By Angela Godfrey, Angela Godfrey and Associates
The proportionate representation of women in the stockbroking profession remains low, with 13% female membership of SIAA likely a fairly accurate representation of the overall picture. This is problematic as the benefits of diversity in the workplace are well known. Diversity fosters a wider variety of ideas, ensures the reputation of the workplace is positive, attracts and retains talent and improves profitability. This article explores how unconscious bias may be deterring women from entering the profession and how organisations can reduce unconscious bias to attract and retain women in the profession.
What is unconscious bias?
Scientist say that the brain has a limit on how much information it can process at once. So, it short cuts decisions by using our beliefs, our background, our values, our upbringing, our gender etc. We created these shortcuts early on in our evolution when we were all competing for resources. For example: friend or foe, threat or safety? Unconscious bias is problematic when it leads to prejudice, and poor decision making. So, if you want to attract talent and diversity of thinking our brains may be letting us down.
Examples of unconscious bias
In my career I have come across countless examples of unconscious bias. Here are a few examples:
“We have a 50/50 split in the leadership team. The women bring collaboration, empathy, and EQ.”
During COVID when IT equipment was provided to employees the following was said: “Don’t worry your husband can set up your equipment when you get home.”
These comments were well intentioned but unconscious bias got in the way. Not all women are collaborative, have empathy or high EQ and not all men are good with setting up IT equipment!
How unconscious bias may be preventing women from entering the stockbroking profession
Here are a few examples:
I recently read a LinkedIn article by a female stockbroker about her career. She said stockbrokers require traits such as ‘aggression, decisiveness.’ These adjectives are male gendered. While words like ‘committed, responsible’ are female gendered. Gendered wording commonly employed in job recruitment materials can maintain gender inequality in traditionally male-dominated occupations. Research says that women consciously or unconsciously have a lower sense that they would belong in the company with male gendered wording than advertisements using more feminine wording. Therefore, if you are not conscious of the biased wording, you may be unwittingly deterring the precise people you are wanting to attract.
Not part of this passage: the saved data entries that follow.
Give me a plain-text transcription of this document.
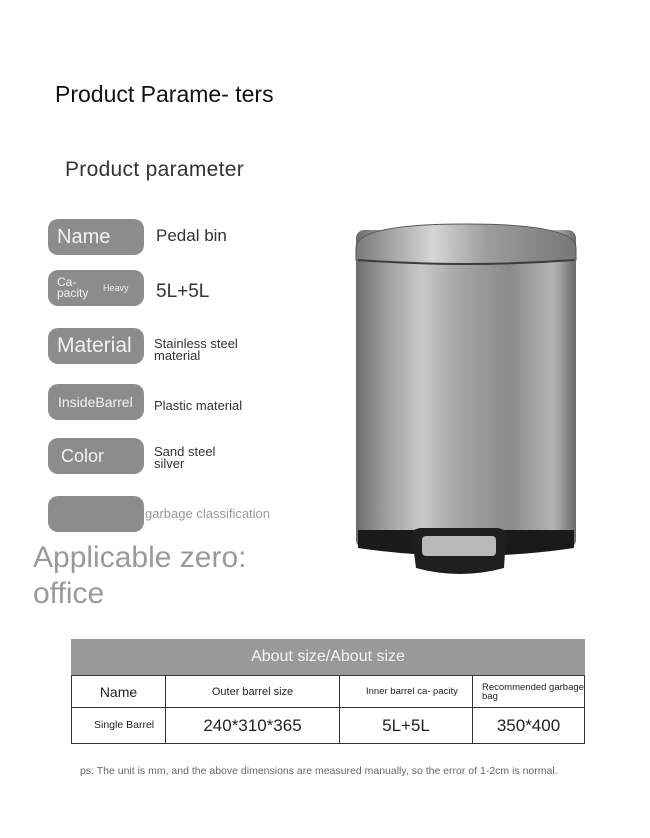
Product Parame- ters
Product parameter
Name	Pedal bin
Ca- pacity	Heavy 5L+5L
Material	Stainless steel material
InsideBarrel	Plastic material
Color	Sand steel silver
garbage classification
Applicable zero: office
About size/About size
Name	Outer barrel size	Inner barrel ca- pacity	Recommended garbage bag
Single Barrel	240*310*365	5L+5L	350*400
ps: The unit is mm, and the above dimensions are measured manually, so the error of 1-2cm is normal.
Stockbrokers work an average of 51 hours per week. According to the Workplace Gender Equality Agency, women are 72% of the primary carers. Coupled with this, the Australian Bureau of Statistics revealed that about a quarter of women spend more than ten hours a week doing unpaid indoor housework compared to just eight per cent of men. So, if women are still undertaking the household jobs a career on stockbroking may be less appealing due to the long hours.
Tips for tackling unconscious bias
The first step is to accept that we all have unconscious bias. You can be aware of your own biases by simply paying close attention. Check your assumptions rather than generalising. Take this statement by a CEO about employees returning to the office when COVID restriction were lifted. “All employees should be back in the office as that where decisions get made.” If we assume that women are the primary carer, it means women are more likely to work part time, be out of the loop for decision making which may hamper their career prospects.
Adrienne Penter, Executive Director of the Center for Women & Wealth at Brown Brothers Harriman in the US wrote a recent article about financial advisers. Penta discussed the tendency among financial advisers to ask men about business and women about their families. Certainly, no offense was meant. Advisers are engaging with clients in the manner that they think clients want and expect. But often that is based on a faulty assumption.
Unconscious bias training is a good idea but will have little impact if it is not part of a strategic program designed to deliver change. Systems must be established that interrupt the bias. Think about your recruitment criteria? Is the language male gendered? Does your remuneration system reward on the amount of work completed? A friend recently told me that her incentive was less than a male colleague because she worked part time and did not contribute as much work as her full time male counterpart!
Workplaces alone, however, cannot fix the problem. It is a problem in society in general. Teaching from an early age about the harm of gender stereotypes is important. Following COVID, time will tell if flexibility is here to stay for men and women. Fundamental is the need to get to a point where men and women are completely interchangeable in their family and work roles.
This article is for information only.